O ambiente onde se encontra Maria Madalena é austero. Há somente como móvel uma pequena cadeira, na qual ela se encontra sentada. Espalhados pelo chão estão um par de brincos e um colar de pérolas, uma pulseira cravejada com pedras preciosas e um colar de ouro, além do vidro de unguento. Ela usa uma indumentária da época.

Uma pequena lágrima escorre em direção ao nariz, no lado direito da face de Maria Madalena. Suas mãos estão juntas sobre as pernas, numa atitude de grande tristeza. Pelos atributos em evidência na composição (pedras preciosas, pérolas, ouro, um frasco de unguento) ela é representada como uma cortesã.

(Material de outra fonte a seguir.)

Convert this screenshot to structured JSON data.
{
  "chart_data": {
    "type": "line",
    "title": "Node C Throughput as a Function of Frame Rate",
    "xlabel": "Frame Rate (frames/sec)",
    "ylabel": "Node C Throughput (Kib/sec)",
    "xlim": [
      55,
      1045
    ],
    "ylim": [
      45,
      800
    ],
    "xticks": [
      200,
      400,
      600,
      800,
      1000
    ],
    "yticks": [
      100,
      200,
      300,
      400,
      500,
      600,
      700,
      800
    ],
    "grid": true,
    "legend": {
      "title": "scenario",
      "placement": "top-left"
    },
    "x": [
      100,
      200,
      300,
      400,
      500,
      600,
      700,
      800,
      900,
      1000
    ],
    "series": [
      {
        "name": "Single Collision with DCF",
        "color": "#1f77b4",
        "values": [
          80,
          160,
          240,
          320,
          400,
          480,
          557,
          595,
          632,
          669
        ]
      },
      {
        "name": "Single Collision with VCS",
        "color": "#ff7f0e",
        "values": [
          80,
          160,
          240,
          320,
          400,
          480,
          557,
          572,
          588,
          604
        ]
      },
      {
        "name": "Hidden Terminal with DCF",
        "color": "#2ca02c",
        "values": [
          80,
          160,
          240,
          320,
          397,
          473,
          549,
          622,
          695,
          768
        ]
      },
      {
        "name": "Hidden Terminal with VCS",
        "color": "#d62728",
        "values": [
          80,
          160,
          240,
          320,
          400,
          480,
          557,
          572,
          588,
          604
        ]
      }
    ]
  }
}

Tais objetos também representam os prazeres mundanos e que agora estão sendo deixados de lado.

Caravaggio usa um facho de luz vindo do lado direito da composição, que clareia a imagem da moça arrependida. O efeito claro-escuro é fundamental na apresentação da cena. Maria Madalena é apresentada de corpo inteiro.

O mais admirável nesta obra de Caravaggio é a carga emocional com que ele retrata a dor psicológica de Maria Madalena. A dor física é reparada com remédios, mas a espiritual, social e existencial, tão presente na história da humanidade, é muito mais profunda, pois impregna cada célula do ser. E Caravaggio capta o momento angustioso da mulher com extrema fidelidade e realismo. Esta tela é também conhecida como Madalena Penitente.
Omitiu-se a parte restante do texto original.